Ramai-ramai Jaksa AS Mundur, Ogah Patuhi Perintah Trump untuk Setop Skandal Korupsi Walkot New York
DONALD TRUMP - Foto ini diambil pada Selasa (11/2/2025) dari publikasi resmi Donald J. Trump pada 5 November 2024 setelah memenangkan Pilpres Amerika Serikat. Enam jaksa Amerika Serikat (AS) di New York dan Washington DC, memilih mengundurkan diri karena menolak untuk mematuhi perintah Presiden Donald Trump yang meminta mereka membatalkan kasus dugaan korupsi yang melibatkan Wali Kota New York, Eric Adams. 
13:50
16 Februari 2025

Ramai-ramai Jaksa AS Mundur, Ogah Patuhi Perintah Trump untuk Setop Skandal Korupsi Walkot New York

Enam jaksa Amerika Serikat (AS) di New York dan Washington DC, memilih mengundurkan diri.

Pengunduran diri massal ini merupakan bentuk penolakan mereka untuk mematuhi perintah Presiden Donald Trump.

Pasalnya, mereka diminta untuk membatalkan kasus dugaan korupsi yang melibatkan Wali Kota New York, Eric Adams.

Sejak awal menjabat, Trump memecat jaksa-jaksa yang menangani kasus hukum yang menyeret dirinya.

Selain itu, ia juga menuntut informasi mengenai ribuan agen FBI yang terlibat dalam penyelidikan serangan 6 Januari di Gedung Capitol AS.

Penjabat Jaksa AS untuk Distrik Selatan New York, Danielle Sassoon, mengundurkan diri melalui surat sepanjang delapan halaman.

Dalam suratnya, Sassoon menjelaskan pengacara Adams "berulang kali menyiratkan adanya quid pro quo" atau pertukaran, menawarkan bantuan kepada Trump dalam isu imigrasi jika kasus ini dihentikan.

Setelah Sassoon menolak menandatangani berkas pencabutan kasus Adams, Wakil Jaksa Agung sementara, Emil Bove, yang merupakan mantan pengacara pribadi Trump, mencoba mencari jalan lain dengan mendekati bagian integritas publik di kantor pusat Kementerian Kehakiman untuk menutup kasus ini.

Dalam surat pengunduran dirinya kepada Jaksa Agung Pam Bondi, Sassoon menyatakan bahwa ia "terkejut" dengan keputusan untuk mencabut dakwaan terhadap Adams.

"Saya tetap bingung dengan proses yang terburu-buru dan dangkal dalam mengambil keputusan ini, yang tampaknya dilakukan bekerja sama dengan tim hukum Adams dan tanpa masukan langsung dari saya mengenai alasan akhir pencabutan kasus," tulis Sassoon, dikutip dari CNN.

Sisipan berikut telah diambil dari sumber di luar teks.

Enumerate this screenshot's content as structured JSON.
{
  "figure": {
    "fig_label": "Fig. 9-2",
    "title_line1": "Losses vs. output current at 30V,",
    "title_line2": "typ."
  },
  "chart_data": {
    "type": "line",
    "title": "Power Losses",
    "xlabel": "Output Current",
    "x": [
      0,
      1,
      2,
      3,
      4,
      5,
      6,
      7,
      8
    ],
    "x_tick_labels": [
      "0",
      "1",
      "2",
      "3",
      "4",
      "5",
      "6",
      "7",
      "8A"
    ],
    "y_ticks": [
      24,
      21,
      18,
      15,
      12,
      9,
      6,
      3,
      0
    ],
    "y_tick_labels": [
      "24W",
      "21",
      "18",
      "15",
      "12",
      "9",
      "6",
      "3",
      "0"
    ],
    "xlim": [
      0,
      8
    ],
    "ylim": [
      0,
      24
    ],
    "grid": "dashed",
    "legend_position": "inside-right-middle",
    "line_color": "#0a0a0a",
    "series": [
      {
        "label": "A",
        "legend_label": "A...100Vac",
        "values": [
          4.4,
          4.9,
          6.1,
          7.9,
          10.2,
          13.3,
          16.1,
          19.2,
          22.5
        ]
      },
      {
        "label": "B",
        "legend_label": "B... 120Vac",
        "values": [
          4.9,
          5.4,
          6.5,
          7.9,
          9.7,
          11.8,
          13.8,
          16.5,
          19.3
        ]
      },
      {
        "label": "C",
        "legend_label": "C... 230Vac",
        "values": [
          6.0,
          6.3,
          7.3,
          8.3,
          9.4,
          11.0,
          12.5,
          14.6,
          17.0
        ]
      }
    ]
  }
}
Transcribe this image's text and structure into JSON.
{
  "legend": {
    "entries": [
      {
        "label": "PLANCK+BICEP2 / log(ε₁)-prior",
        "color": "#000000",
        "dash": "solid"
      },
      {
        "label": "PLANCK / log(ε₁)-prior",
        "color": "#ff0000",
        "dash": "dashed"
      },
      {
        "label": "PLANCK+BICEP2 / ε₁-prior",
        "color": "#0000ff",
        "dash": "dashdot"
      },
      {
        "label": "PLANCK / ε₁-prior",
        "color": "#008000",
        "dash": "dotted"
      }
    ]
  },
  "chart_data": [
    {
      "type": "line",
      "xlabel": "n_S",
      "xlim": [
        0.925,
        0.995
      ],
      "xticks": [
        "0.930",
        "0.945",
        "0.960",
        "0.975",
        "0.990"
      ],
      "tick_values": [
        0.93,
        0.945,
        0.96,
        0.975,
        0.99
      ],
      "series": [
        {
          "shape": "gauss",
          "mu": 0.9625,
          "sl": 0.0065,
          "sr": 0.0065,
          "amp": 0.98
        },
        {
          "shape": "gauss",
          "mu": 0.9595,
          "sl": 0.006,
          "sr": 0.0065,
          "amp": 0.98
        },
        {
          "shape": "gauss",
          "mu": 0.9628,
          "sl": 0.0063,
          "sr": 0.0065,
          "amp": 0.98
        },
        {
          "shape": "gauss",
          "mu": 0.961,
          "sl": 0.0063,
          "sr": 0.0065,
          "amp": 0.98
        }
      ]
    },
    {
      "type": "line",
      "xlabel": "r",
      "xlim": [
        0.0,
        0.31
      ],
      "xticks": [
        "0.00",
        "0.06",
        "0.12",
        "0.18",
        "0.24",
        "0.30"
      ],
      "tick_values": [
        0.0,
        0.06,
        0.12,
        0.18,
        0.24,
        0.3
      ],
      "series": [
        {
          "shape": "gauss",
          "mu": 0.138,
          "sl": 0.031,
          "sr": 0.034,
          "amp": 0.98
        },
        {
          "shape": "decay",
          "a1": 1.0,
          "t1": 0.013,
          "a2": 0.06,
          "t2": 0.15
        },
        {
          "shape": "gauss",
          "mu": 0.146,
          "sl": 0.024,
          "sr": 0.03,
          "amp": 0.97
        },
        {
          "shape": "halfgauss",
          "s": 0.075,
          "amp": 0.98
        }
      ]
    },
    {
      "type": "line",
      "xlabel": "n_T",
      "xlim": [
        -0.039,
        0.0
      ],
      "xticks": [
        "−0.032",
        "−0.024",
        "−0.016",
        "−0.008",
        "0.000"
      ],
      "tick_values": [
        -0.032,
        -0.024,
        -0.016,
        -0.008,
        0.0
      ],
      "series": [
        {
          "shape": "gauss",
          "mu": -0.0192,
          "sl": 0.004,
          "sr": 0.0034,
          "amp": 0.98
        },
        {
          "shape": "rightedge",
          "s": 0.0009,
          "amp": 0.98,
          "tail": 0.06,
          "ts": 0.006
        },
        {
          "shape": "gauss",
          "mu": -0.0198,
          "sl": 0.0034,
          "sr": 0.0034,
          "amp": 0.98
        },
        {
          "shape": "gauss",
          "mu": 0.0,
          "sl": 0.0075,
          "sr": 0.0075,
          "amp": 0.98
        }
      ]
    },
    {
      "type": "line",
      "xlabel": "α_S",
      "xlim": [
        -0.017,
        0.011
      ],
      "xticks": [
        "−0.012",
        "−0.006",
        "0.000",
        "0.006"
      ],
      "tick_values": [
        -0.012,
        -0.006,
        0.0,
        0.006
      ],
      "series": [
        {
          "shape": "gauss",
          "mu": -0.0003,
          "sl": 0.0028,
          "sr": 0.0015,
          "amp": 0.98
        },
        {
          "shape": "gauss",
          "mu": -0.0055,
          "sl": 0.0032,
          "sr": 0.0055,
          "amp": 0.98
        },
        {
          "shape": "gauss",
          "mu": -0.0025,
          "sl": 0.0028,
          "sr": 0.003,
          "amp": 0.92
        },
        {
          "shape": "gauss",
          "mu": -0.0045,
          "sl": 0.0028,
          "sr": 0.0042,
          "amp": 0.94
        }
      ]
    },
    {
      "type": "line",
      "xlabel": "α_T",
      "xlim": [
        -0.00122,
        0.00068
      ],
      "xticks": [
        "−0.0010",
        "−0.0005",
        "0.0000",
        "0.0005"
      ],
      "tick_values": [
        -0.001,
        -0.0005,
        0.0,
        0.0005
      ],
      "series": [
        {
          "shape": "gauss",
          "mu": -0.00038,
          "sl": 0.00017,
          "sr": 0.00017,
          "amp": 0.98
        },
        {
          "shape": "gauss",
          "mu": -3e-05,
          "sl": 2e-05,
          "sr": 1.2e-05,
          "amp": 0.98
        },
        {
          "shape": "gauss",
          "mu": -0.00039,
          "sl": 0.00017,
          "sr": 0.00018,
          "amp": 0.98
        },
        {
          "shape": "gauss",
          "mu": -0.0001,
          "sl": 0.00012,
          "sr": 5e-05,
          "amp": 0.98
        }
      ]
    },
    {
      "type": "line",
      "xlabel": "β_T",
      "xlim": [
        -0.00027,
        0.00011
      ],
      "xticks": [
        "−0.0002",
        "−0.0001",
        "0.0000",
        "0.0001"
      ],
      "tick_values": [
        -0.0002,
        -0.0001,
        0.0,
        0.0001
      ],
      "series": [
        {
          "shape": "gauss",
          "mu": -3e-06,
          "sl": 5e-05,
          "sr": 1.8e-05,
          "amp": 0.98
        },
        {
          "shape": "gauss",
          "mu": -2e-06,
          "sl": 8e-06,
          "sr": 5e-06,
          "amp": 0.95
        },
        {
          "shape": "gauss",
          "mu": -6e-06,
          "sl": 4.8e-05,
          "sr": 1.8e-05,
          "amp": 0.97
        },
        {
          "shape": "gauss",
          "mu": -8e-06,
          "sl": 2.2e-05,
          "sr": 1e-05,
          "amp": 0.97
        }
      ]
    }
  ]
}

Sassoon juga menjelaskan Bove mengingatkannya untuk mempertimbangkan kewajibannya dalam membela kepentingan Amerika Serikat dan mengajukan argumen dengan itikad baik demi kepentingan pemerintahan.

Menurut Sassoon, pencabutan kasus Adams justru akan memperkuat, bukan mengurangi, kekhawatiran publik terhadap politisasi Kementerian Kehakiman.

Ia juga menyatakan bahwa Adams kini menggunakan memo tersebut untuk menyatakan dirinya tidak bersalah di hadapan publik.

Sassoon, yang sebelumnya menjabat sebagai kepala bagian banding, memiliki latar belakang konservatif yang kuat.

Ia merupakan anggota Federalist Society dan pernah menjadi asisten hakim mendiang Antonin Scalia di Mahkamah Agung AS.

Setelah menduduki posisi puncak di kejaksaan, ia sempat menulis opini di Wall Street Journal yang mengkritik kebijakan pengampunan Presiden Joe Biden.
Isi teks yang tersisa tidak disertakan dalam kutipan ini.